Kuwait, and especially Qatar, seems unwilling to join their fellow GCC capitals in cutting Israel some slack. The Kuwaitis, and especially the Qataris, prefer the traditional Arab policy of holding out on relations with Israel until the Palestinians are treated fairly, and until Palestinians give the Arabs the nod to open up to Tel Aviv.

So while all GCC members do not mind some escalation with the ever-expanding Iranian influence in the region, they do not necessarily share Trump’s enthusiasm in completely vilifying the Islamic Republic and depicting it as dangerous as overriding Arab reservations against normalizing relations with Israel.

From the Saudi, Emirati and Bahraini perspectives, the saying “the enemy of my enemy is my friend” certainly applies to this situation. If Iran is their enemy, and Iran is Israel’s enemy too, then Israel becomes the friend of Abu Dhabi, Riyadh and Manama.

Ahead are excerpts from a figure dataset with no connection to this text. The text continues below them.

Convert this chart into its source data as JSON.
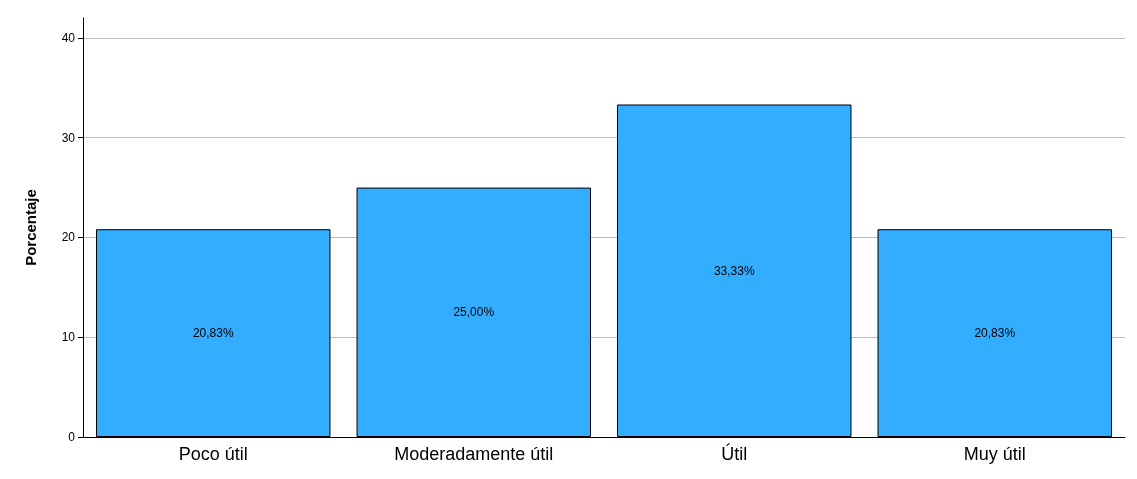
{
  "chart_data": {
    "type": "bar",
    "ylabel": "Porcentaje",
    "categories": [
      "Poco útil",
      "Moderadamente útil",
      "Útil",
      "Muy útil"
    ],
    "values": [
      20.83,
      25.0,
      33.33,
      20.83
    ],
    "value_labels": [
      "20,83%",
      "25,00%",
      "33,33%",
      "20,83%"
    ],
    "color": "#33adff",
    "ylim": [
      0,
      42
    ],
    "yticks": [
      0,
      10,
      20,
      30,
      40
    ],
    "grid": "y"
  }
}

For the Qataris and the Kuwaitis, ‘the Israeli enemy of my Iranian enemy is not necessarily my friend, but rather still an enemy in its own right’.

Such a complicated web of interests makes it harder for Washington to re-impose its sanctions on Iran. With the Europeans announcing parting ways with the U.S. over Washington’s withdrawal from the nuclear deal, and with some Gulf states neighboring Iran showing more leniency in dealing with Tehran than the U.S. expects them to, the embargo regime that the Trump administration is trying to bring back on Iran seems to be born with loopholes. And without a resolution from the Security Council, states like Qatar, Kuwait, Oman, and even Dubai - one of the Emirates within the UAE - will find it harder to enforce American sanctions.

The new regional order is partially based on a breakthrough in peace between the Arabs and Israelis based on the “outside-in” scheme, where Arab countries sign peace first with the Israelis, before the Palestinians do, instead of the old “inside-out” approach.

Yet, this Middle East order, as imagined by the Trump administration, seems to be a policy that follows his often improvised announcements, instead of him announcing coherent policies planned after sober and extensive debate.

Until Washington comes up with a better scheme for reorganizing the Middle East, the Trump administration’s policy toward this region will remain a set of improvised steps that aim more at shooting holes in the policies of former President Barack Obama than introducing a new coherent vision.